Imagine a scenario where Israel actually "wins." What does that look like? A regime change in Tehran? History shows that vacuum would be filled by chaos far more unpredictable than the current calculated hostility of the Mullahs. Netanyahu knows this. He prefers the enemy he can map.
The "People Also Ask" Fallacy: Can Diplomacy Work?
People often ask if a new "Iran Deal" or a regional summit could end the friction. This question is flawed because it assumes both parties are rational actors looking for a "win-win."

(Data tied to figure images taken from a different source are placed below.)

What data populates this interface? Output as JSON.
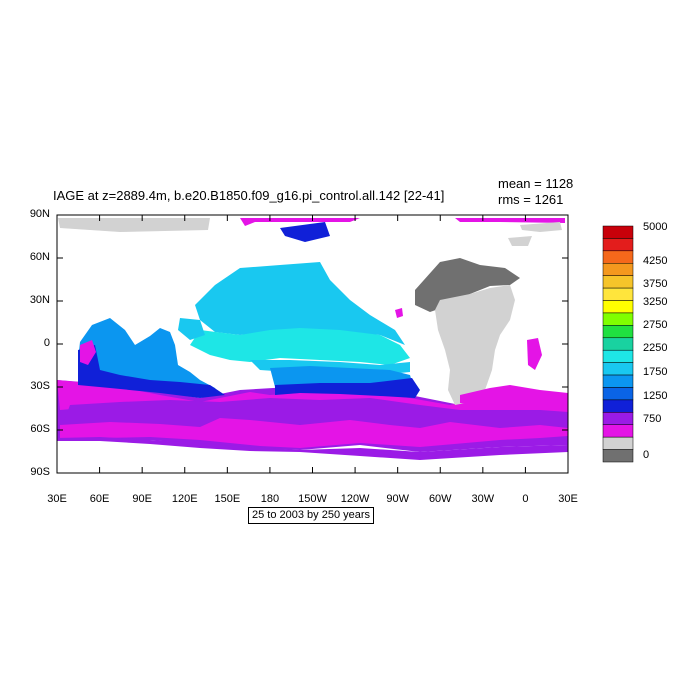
{
  "title": "IAGE at z=2889.4m, b.e20.B1850.f09_g16.pi_control.all.142 [22-41]",
  "stats": {
    "mean": "mean = 1128",
    "rms": "rms = 1261"
  },
  "range_note": "25 to 2003 by 250 years",
  "axes": {
    "y_ticks": [
      "90N",
      "60N",
      "30N",
      "0",
      "30S",
      "60S",
      "90S"
    ],
    "x_ticks": [
      "30E",
      "60E",
      "90E",
      "120E",
      "150E",
      "180",
      "150W",
      "120W",
      "90W",
      "60W",
      "30W",
      "0",
      "30E"
    ]
  },
  "colorbar": {
    "labels": [
      "5000",
      "4250",
      "3750",
      "3250",
      "2750",
      "2250",
      "1750",
      "1250",
      "750",
      "0"
    ],
    "colors": [
      "#c8000a",
      "#e31d1c",
      "#f5681b",
      "#f4981e",
      "#f6c42a",
      "#ffe53c",
      "#ffff00",
      "#80ff00",
      "#20e040",
      "#19d2a0",
      "#1ee6e6",
      "#19c8f0",
      "#0b96f0",
      "#0a64e6",
      "#1020d8",
      "#9b1be6",
      "#e414e6",
      "#d2d2d2",
      "#707070"
    ]
  },
  "map_colors": {
    "gray_dark": "#707070",
    "gray_light": "#d2d2d2",
    "magenta": "#e414e6",
    "purple": "#9b1be6",
    "blue": "#1020d8",
    "mid_blue": "#0a64e6",
    "azure": "#0b96f0",
    "sky": "#19c8f0",
    "cyan": "#1ee6e6"
  }
}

In reality, this is a Zero-Sum Game.
$S = P_1 + P_2 = 0$
In this equation, any gain for Israel is viewed as an existential loss for Iran, and vice versa. Diplomacy in this context isn't a bridge; it's a breathing room used to re-arm. We saw this with the JCPOA. It didn't stop the proxy wars; it funded them.
The idea that we can "demystify" the intentions of the IRGC through dialogue is a Western vanity. They tell us exactly what they want: the removal of the Western-aligned order in the Levant. You don't negotiate with a tidal wave; you build a dike.
The Strategy of Perpetual Friction
Instead of the "endless war" bogeyman, we should call it what it is: The Long Attrition.
Israel is shifting from a doctrine of "Decisive Victory" to a doctrine of "Active Defense." The Iron Dome, David’s Sling, and the upcoming Iron Beam laser system are not tools to end a war. They are tools to make a permanent war affordable.
The cost per interception for a Tamir missile is roughly $50,000. The cost of a laser shot is about $2. That change in the cost-curve is the only reason Israel can survive an endless conflict. Netanyahu isn't planning for peace; he’s waiting for the technology to catch up to the reality of eternal siege.
The Harsh Truth for the West
The international community keeps looking for an "off-ramp." They want a treaty, a handshake on the White House lawn, and a return to the "rules-based order."
That order is dead.
We have entered an era of "Grey Zone" warfare where the line between peace and war is permanently blurred. There will be no signing ceremony. There will be no "V-E Day" in Jerusalem or Tehran. There will only be Tuesday nights where rockets are intercepted, and Wednesday mornings where life goes on.
Netanyahu says it won't be an endless war because he has to. It’s the political price of admission for Western support. But he knows, and the generals in the Kirya know, that the "end" is a mirage.
Stop asking when the war will end. Start asking how long the theater can stay open before the audience gets bored or the building burns down.
The conflict isn't a problem to be solved; it is a condition to be managed. Anyone telling you otherwise is either campaigning or delusional.
Accept the friction. Build the walls. Check the batteries in the sirens. This is the new normal, and it isn't going anywhere.